The beauty is that everything is for sale for a price and both proprietors will look you in the eye with a smile while they reach for your wallet to Help You Out.
I’m not saying Pierre Dorion, Marc Bergevin, Peter Chiarelli, Jason Botterill, or Jeff Gorton fit the stereotypes of either business owner, but I’m not saying they don’t either. The Ottawa Senators, Montreal Canadiens, Edmonton Oilers (haha), Buffalo Sabres, and New York Rangers all appear to be open for business on some of their top guys with a week to go until the NHL Trade Deadline.
The first three are marks if you want to make a trade they will eventually regret, but I don’t have much of a read on Gorton or Botterill.
Mike Hoffman of the Senators, Max Pacioretty of the Canadiens, Evander Kane of the Sabres, and both Rick Nash and Michael Grabner of the Rangers names are out there and have been connected to the Stars.
Grabner is a name Mike Heika floated.
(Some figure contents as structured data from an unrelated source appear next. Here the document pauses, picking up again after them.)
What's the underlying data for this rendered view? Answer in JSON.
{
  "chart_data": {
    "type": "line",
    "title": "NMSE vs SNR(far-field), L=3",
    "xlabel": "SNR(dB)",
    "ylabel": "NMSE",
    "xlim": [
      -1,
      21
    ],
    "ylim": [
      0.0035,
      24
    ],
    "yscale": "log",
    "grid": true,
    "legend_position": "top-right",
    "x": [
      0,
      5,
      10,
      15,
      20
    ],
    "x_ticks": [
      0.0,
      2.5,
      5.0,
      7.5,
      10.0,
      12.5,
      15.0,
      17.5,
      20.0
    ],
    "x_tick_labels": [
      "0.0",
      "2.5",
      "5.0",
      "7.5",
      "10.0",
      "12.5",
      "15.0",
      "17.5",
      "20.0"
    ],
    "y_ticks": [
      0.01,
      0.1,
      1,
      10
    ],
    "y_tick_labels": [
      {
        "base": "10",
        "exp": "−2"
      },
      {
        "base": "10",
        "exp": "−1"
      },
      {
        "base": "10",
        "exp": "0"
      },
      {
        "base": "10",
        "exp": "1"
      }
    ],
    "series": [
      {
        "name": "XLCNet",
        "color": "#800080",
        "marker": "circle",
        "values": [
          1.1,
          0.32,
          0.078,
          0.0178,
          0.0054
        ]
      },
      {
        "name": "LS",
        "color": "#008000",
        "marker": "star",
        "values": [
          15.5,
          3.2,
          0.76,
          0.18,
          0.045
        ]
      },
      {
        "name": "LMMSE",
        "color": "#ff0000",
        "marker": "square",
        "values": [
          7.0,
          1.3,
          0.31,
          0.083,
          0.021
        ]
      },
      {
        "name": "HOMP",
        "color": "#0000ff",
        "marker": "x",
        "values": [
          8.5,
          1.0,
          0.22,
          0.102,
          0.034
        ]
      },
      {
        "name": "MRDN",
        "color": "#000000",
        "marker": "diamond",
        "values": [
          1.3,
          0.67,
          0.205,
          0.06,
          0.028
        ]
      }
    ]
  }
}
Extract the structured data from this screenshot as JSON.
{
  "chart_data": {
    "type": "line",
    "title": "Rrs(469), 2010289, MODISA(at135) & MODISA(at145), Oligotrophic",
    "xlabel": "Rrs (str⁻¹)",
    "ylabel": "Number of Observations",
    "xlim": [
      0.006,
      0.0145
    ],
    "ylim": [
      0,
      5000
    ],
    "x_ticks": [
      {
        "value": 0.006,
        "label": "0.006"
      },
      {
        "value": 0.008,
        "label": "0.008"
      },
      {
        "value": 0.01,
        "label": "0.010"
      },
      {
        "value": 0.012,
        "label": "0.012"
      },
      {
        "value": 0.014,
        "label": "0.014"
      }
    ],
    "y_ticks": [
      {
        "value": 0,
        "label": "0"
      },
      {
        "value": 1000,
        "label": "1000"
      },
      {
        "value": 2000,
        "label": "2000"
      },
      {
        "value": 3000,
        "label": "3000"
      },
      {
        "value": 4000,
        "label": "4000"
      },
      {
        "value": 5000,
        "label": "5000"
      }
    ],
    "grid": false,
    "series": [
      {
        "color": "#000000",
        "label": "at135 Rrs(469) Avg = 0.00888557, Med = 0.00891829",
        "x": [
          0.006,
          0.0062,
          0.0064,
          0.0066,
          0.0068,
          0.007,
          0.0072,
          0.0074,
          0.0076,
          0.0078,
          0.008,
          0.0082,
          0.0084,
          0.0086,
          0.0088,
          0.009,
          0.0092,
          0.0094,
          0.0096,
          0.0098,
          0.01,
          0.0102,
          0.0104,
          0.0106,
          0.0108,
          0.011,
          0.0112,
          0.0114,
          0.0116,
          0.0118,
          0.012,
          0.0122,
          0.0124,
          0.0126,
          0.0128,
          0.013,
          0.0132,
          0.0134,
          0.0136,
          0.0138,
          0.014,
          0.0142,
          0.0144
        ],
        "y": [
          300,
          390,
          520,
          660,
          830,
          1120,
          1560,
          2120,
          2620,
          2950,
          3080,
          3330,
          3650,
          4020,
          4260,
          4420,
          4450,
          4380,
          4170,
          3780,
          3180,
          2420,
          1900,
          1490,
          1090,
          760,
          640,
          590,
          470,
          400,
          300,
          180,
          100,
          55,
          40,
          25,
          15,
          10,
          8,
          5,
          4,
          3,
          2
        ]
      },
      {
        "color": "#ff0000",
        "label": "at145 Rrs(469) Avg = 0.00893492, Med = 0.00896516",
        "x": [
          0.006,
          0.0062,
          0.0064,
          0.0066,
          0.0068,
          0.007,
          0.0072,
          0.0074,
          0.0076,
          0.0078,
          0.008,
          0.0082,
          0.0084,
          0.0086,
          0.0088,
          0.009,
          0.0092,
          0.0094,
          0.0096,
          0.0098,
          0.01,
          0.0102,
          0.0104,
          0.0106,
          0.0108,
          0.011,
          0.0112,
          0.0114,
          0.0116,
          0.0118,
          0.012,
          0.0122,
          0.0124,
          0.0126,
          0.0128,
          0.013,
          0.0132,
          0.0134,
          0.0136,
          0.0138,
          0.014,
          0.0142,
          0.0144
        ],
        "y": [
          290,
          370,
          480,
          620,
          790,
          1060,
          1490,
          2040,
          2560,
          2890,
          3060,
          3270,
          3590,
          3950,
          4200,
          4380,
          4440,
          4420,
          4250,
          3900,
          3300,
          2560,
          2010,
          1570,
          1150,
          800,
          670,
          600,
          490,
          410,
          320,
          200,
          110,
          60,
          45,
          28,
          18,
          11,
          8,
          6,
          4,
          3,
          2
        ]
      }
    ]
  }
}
He makes sense because of how little money he’s owed, but that shooting percentage and lack of shots seems like a dangerous combo to bank on in a trade. To paraphrase a famous man who once looked incredibly silly: do the things he does well lead to a high shooting percentage? He’s shooting 17.4% over the last two years and gets buried in Corsi and expected goals. Just play Jason Dickinson.
Rick Nash and Evander Kane are fine players. The prices seem to be exorbitantly high for two guys who are about to waltz into free agency. They could help for sure, but the cost becomes unreasonable quickly. Reportedly the Rangers are asking for the moon in return for Nash, and the Sabres have been asking for comparable for Kane. Neither guy moves the needle enough for a team that is already good like the Stars to be reasonably expected to pay up at the current high rates.
Mike Hoffman comes with a second year of control at a reasonable salary. He has a good shot and plays for a mediocre Senators squad. He’s been putting points on the board, but the underlying numbers aren’t great. You’d be banking on his skill set playing up with the Stars, which isn’t a bad gamble.
The problem with Hoffman is the Colorado Avalanche. I guess Pierre Dorion or Eugene Melnyk are the real problems, but now the Avalanche come into the fold. They own the Senators first round pick after the incredibly short-sighted Matt Duchene acquisition. If you’re the Stars and you pick up Hoffman you’re increasing the odds of the Avalanche moving up higher in the lottery to get an even better prospect.
If there are other trade options this has to play a little bit into your thinking. Then again, maybe it doesn’t because you figure someone is going to try to acquire him regardless. At the very least it’s an interesting wrinkle for the Stars.
This entire path really only leads you to Max Pacioretty. I’m not entirely sure why Montreal would trade him, but I also have no idea why they traded P.K. Subban. He’s the best player on this list. He’s the most productive in counting stats over the last two years and has easily the best underlying numbers. The contract is just icing on the cake.
If you’re the Stars Pacioretty is easily the best option without the context of price considered. With his salary and age you almost don’t even worry about the cost unless it’s just stupid high. As much as I love Julius Honka, I don’t bat an eye at including him in a deal for Pacioretty with the increasingly imminent debut of Miro Heiskanen on the horizon. Jason Dickinson becomes available since Pacioretty soaks up more of those minutes.
I’ve advocated for going for This Thing for two years now. You don’t have many more years to just floor it with Jamie Benn and Tyler Seguin at their peaks. Nill went for it this offseason. Add American Hero Pacioretty to this already dangerous lineup and the Stars are one of the Stanley Cup favorites this year and next year.